The chorus of dissent against the Bank of Japan’s accommodative monetary policy, which has seen 60 trillion yen ($553 billion) to 70 trillion yen committed to annual asset purchases, is growing louder, as consumer prices remain depressed and growth is anemic. The weaker yen puts Japan at risk of recession, Kazumasa Iwata, deputy governor of the central bank until 2008, warned last month.
“The whole notion of devaluing the currency has been a bad policy,” Robert Sinche, a global strategist at Pierpont Securities LLC in Stamford, Connecticut, said by phone. “They think the yen is overvalued, but we’ve just had a very extreme move and I think their concern was that it could destabilize markets and destablize the economy.”
Sinche forecasts the currency will slump to 120 yen per dollar by the end of 2015.
The yen gained as much as 0.8 percent in New York before trading at 108.15, up 0.6 percent, as of 3:35 a.m. in Tokyo. The currency slumped 5.3 percent last month and is down 2.8 percent this year.
The weaker yen is driving up the price of imported energy and hurting small companies, consumers, and Japan’s regional economies, Vice Finance Minister Minorikawa said in Tokyo yesterday. A weaker currency is positive for companies that have overseas business or rely on exports, he said.
BOJ Governor Haruhiko Kuroda said last month, after the dollar rose above 109 yen, that he didn’t see any big problems with current movements in exchange rates.
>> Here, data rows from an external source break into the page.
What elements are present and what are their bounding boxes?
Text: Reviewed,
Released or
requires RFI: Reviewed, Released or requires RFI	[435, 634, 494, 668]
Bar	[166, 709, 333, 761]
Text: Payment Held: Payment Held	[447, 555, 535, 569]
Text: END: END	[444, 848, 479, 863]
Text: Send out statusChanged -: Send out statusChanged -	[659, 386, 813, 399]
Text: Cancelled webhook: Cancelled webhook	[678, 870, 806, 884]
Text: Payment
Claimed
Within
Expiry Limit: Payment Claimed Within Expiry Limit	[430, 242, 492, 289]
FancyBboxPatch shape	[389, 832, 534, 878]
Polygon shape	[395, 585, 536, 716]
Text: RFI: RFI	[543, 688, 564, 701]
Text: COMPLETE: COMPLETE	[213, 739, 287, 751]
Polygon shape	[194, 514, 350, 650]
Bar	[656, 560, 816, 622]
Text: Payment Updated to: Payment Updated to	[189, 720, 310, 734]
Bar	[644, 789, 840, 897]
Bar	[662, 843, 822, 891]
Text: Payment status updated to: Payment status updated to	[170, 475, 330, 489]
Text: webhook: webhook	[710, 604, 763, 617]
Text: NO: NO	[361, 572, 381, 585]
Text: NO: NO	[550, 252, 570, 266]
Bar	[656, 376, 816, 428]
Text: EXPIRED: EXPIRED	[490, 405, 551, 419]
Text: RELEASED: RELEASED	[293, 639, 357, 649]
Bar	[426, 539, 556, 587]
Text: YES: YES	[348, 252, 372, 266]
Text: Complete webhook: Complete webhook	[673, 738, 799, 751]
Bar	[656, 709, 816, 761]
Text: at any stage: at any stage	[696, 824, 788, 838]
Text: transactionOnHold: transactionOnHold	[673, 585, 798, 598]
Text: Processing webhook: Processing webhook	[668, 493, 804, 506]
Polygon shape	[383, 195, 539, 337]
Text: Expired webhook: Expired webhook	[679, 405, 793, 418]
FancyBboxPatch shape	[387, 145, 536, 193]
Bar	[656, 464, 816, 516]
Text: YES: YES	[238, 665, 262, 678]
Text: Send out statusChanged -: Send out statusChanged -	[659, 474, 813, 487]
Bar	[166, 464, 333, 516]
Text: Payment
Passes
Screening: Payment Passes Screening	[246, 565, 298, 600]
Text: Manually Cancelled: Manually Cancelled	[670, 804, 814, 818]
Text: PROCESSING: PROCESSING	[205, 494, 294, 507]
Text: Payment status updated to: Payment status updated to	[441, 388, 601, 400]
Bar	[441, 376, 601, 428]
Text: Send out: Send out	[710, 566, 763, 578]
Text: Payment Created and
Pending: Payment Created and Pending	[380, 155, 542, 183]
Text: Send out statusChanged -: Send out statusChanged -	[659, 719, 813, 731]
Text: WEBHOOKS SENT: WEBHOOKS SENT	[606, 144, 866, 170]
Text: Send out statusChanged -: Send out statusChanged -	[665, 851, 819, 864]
The Bank of Japan’s monetary policy is mistaken, Fujii said in an interview on Oct. 1, pointing to the higher price of imported food and fuel.
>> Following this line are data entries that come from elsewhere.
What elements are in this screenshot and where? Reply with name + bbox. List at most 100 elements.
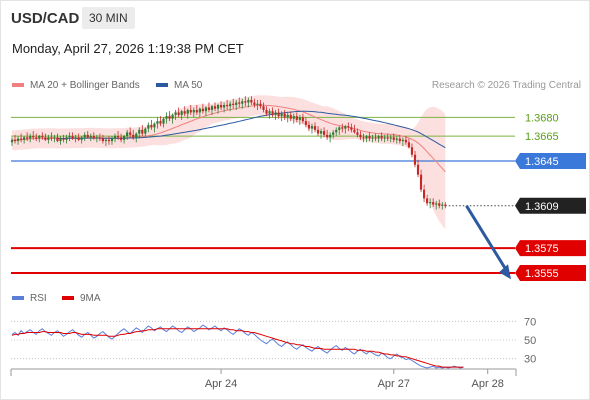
candle-body: [147, 124, 150, 129]
candle: [395, 136, 398, 144]
candle: [141, 124, 144, 137]
x-tick-label: Apr 28: [471, 378, 503, 390]
level-badge-shape: [515, 152, 586, 169]
candle: [274, 109, 277, 120]
candle: [95, 134, 98, 143]
bollinger-bands: [12, 95, 446, 230]
candle-body: [204, 107, 208, 112]
candle-body: [307, 124, 311, 129]
candle: [101, 134, 104, 144]
candle: [68, 132, 71, 142]
level-badge-text: 1.3555: [525, 268, 559, 280]
candle-body: [310, 126, 314, 129]
candle: [204, 106, 208, 117]
candle: [223, 102, 226, 113]
candle-body: [183, 111, 186, 114]
candle-body: [413, 154, 417, 165]
candle: [10, 137, 14, 147]
candle: [301, 113, 304, 124]
candle: [138, 127, 141, 139]
candle: [116, 131, 120, 140]
candle: [35, 133, 38, 142]
candle-body: [344, 126, 347, 129]
candle: [192, 107, 195, 118]
candle-body: [395, 138, 398, 140]
candle-body: [319, 131, 323, 134]
candle: [374, 133, 377, 142]
legend-9ma: 9MA: [62, 293, 101, 304]
candle-body: [113, 136, 117, 139]
candle-body: [165, 116, 168, 119]
candle: [344, 124, 347, 134]
candle-body: [383, 137, 386, 139]
timeframe-badge[interactable]: 30 MIN: [82, 7, 135, 29]
ma9-label: 9MA: [80, 293, 101, 304]
candle: [41, 132, 44, 140]
candle-body: [241, 101, 244, 104]
candle-body: [132, 134, 135, 138]
candle-body: [283, 113, 286, 118]
candle-body: [286, 114, 289, 118]
candle-body: [438, 203, 441, 206]
candle: [338, 126, 341, 135]
candle: [401, 137, 404, 147]
candle-body: [153, 123, 156, 128]
candle-body: [235, 102, 238, 105]
candle-body: [116, 136, 120, 138]
candle-body: [162, 118, 165, 124]
candle: [23, 136, 26, 144]
level-badge-text: 1.3575: [525, 243, 559, 255]
candle-body: [338, 127, 341, 130]
candle: [104, 137, 108, 147]
candle-body: [298, 117, 301, 120]
candle-body: [274, 112, 277, 115]
candle: [153, 122, 156, 133]
candle-body: [329, 134, 332, 138]
candle-body: [244, 101, 247, 103]
candle: [441, 202, 444, 210]
candle: [89, 133, 92, 142]
candle-body: [56, 137, 59, 142]
candle: [322, 127, 326, 138]
candle-body: [362, 137, 365, 139]
candle-body: [238, 102, 241, 104]
candle: [56, 133, 59, 143]
candle-body: [150, 124, 153, 128]
candle-body: [422, 189, 426, 199]
candle-body: [368, 136, 371, 139]
candle: [404, 136, 407, 145]
candle: [186, 108, 189, 119]
header: USD/CAD 30 MIN: [0, 0, 590, 36]
candle: [422, 184, 426, 203]
candle-body: [265, 109, 268, 114]
candle: [156, 117, 159, 129]
candle: [350, 123, 353, 133]
level-badge-shape: [515, 197, 586, 214]
candle-body: [313, 126, 317, 130]
candle-body: [62, 138, 65, 140]
candle-body: [77, 137, 80, 140]
candle: [177, 107, 180, 118]
candle: [438, 199, 441, 209]
candle: [50, 132, 53, 142]
candle: [247, 97, 250, 108]
candle-body: [195, 109, 198, 113]
candle-body: [229, 103, 232, 107]
candle-body: [353, 129, 356, 133]
candle: [92, 132, 95, 140]
candle-body: [410, 147, 414, 155]
candle-body: [138, 129, 141, 134]
rsi-swatch: [12, 296, 24, 301]
candle-body: [280, 113, 283, 117]
candle: [304, 117, 308, 128]
candle: [280, 111, 283, 122]
candle-body: [359, 134, 362, 138]
candle: [77, 133, 80, 142]
candle: [71, 132, 74, 140]
candle: [107, 136, 111, 145]
candle: [219, 101, 223, 110]
candle: [435, 200, 438, 210]
forecast-arrow: [465, 205, 511, 280]
candle-body: [356, 132, 359, 135]
candle-body: [316, 129, 320, 134]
“It’s a difficult thing to say but someone could intervene” if the yen’s moves continue, he said.
The Bank of Japan intervened to weaken the yen in 2011 as the currency strengthened to a post-World War II high. Japanese officials sold at least 14.3 trillion yen to rein in currency which touched 75.35 on Oct. 31, 2011.
Imports fell 1.5 percent in August from a year earlier, while exports slipped 1.3 percent, a finance ministry report showed last month.
Japan’s inflation slowed more than forecast, with consumer prices excluding fresh food rising 3.1 percent from a year earlier in August, less than the 3.2 percent predicted. Stripped of the effect of April’s sales tax increase, inflation was 1.1 percent, according to the BOJ’s estimates. The central bank is aiming for 2 percent inflation.
“Abenomics entails the risk of ‘beggar thyself’ consequences and signs are already emerging,” former policy maker Iwata said Sept. 19, referring to the economic program of Prime Minister Shinzo Abe. “BOJ should scrap the two-year framework for its price stability goal and extend to five years and stick to it.”
About 90-100 yen per dollar would be more appropriately reflect the nation’s fundamentals, Iwata said.
The yen will trade at 108 yen per dollar by Dec. 31, according to the median estimate of more than 60 analysts surveyed by Bloomberg News. The currency will weaken to 113 yen by the end of 2015, the forecasts show.
Jennifer Vail, head of fixed income at U.S. Bank Wealth Management in Minneapolis, sees the yen weakening to 111 by year-end. “I wouldn’t be surprised to see the yen weaken further,” she said in a phone interview. “I don’t think it’s at levels that are cause for alarm at this point.”